El balance, publicado en el informe Análisis de la afectación y severidad de los incendios forestales, agrega que de los siete fuera del Snaspe, es decir, en áreas de privados, tres están en categoría de ‘peligro crítico’ y tres ‘en peligro’, según la clasificación de la Unión Internacional para la Conservación de la Naturaleza (UICN).

Ver informe completo INFORME-AFECTACION-Y_SEVERIDAD-DE-INCENDIOS-FORESTALES-VERANO-2017-SOBRE-ECOSISTEMAS-VEGETACIONALES-CONAF

El ecosistema más afectado fue el bosque caducifolio mediterráneo costero del hualo o roble maulino (Nothofagus glauca) y del maquicillo (Azara petiolaris), clasificado en ‘peligro crítico’. Un total de 7.406 hectáreas de este ecosistema fueron afectadas de un total de 25.642, lo que representa un nivel de afectación de 28,8% del remanente de este ecosistema en su área de distribución (ver infografía).

Aarón Cavieres, director de Conaf, advierte que las cifras son una mala noticia, en particular porque el sistema de conservación chileno es muy fuerte en los extremos del país, pero no en la zona central. Aquí, el porcentaje de los ecosistemas cubierto por los sistemas de conservación en esta zona están entre el 0,5% y 1%, respecto de metas internacionales.

‘La cifra de referencia internacional, que es la meta del convenio de Biodiversidad Biológica, dice que de cada ecosistema deberíamos tener el 17% protegido’, dice Cavieres.

Por ello, desde la próxima temporada estos ecosistemas tendrán prioridad en un siniestro, es decir, la primera son las áreas con población, luego la vegetación del Snaspe, estos 22 ecosistemas y en último lugar los incendios rurales.

Como hay ecosistemas fuera del Snaspe, Conaf dice que se debe hacer un esfuerzo público-privado, porque las tierras en Chile central son muy caras. ‘En Santa Cruz hay un valiosa área donde la hectárea cuesta unos 25 millones de pesos’, señala Cavieres.

Este análisis de Conaf se realizó en el contexto de la Comisión de Restauración que se creó en el Consejo de Política Forestal del Ministerio de Agricultura.

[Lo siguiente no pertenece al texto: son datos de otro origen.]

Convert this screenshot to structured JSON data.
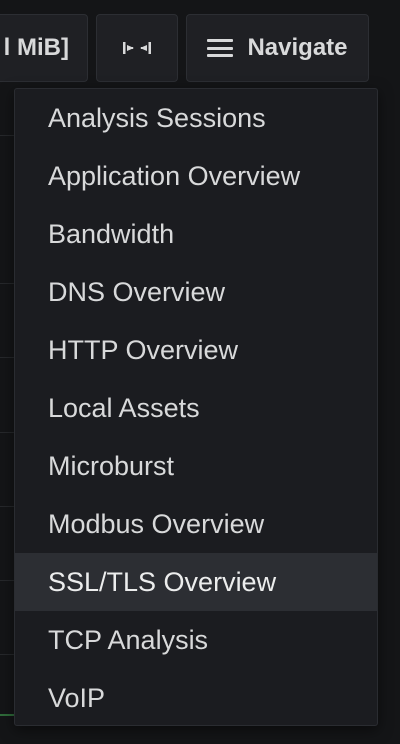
{
  "toolbar": {
    "range_label": "l MiB]",
    "zoom_icon": "zoom-out-icon",
    "navigate_label": "Navigate",
    "navigate_icon": "hamburger-icon"
  },
  "menu": {
    "active_index": 8,
    "items": [
      {
        "label": "Analysis Sessions"
      },
      {
        "label": "Application Overview"
      },
      {
        "label": "Bandwidth"
      },
      {
        "label": "DNS Overview"
      },
      {
        "label": "HTTP Overview"
      },
      {
        "label": "Local Assets"
      },
      {
        "label": "Microburst"
      },
      {
        "label": "Modbus Overview"
      },
      {
        "label": "SSL/TLS Overview"
      },
      {
        "label": "TCP Analysis"
      },
      {
        "label": "VoIP"
      }
    ]
  },
  "colors": {
    "background": "#141517",
    "menu_bg": "#1b1c20",
    "menu_active_bg": "#2c2e33",
    "text": "#d8d9da"
  }
}
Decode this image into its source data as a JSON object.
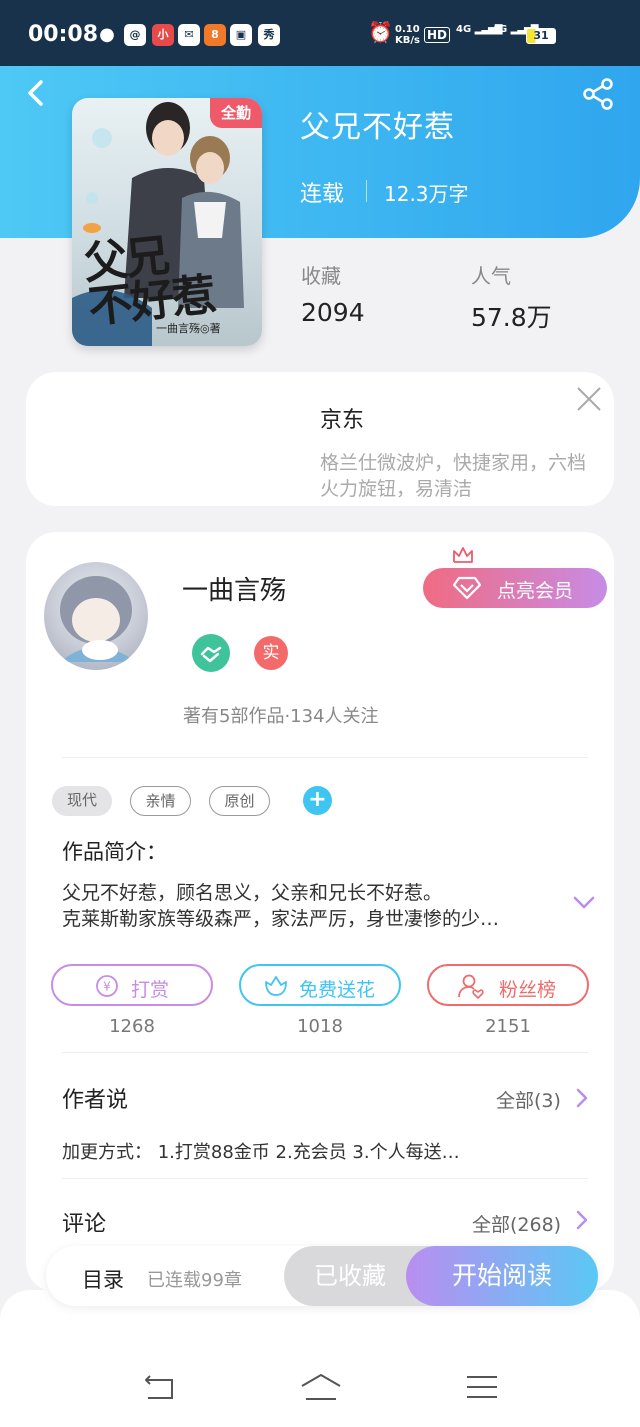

Paralelamente el Ministerio de Medio Ambiente (MMA) coordina otro Comité de Restauración, a cargo de Alejandra Figueroa, jefa de la División de Recursos Naturales y Biodiversidad del MMA, quien explica que en unas semanas lanzarán una licitación para un análisis del impacto de los incendios y qué pasará en las zonas tras las precipitaciones.

En cuanto a restauración inmediata, lo más próximo es el trabajo en la Quebrada de la Plata (Maipú) que se consumió en un 70%, además de la Fondos de Protección Ambiental (FPA) que se entregarán a zonas afectadas.

La ONG WWF integra este comité, pero no ven señales potentes de que se esté priorizando el tema. ‘Por ejemplo, ninguno de los comités (MMA y Agricultura) cuenta con un presupuesto’, advierte Rodrigo Catalán, director de Conservación de WWF Chile.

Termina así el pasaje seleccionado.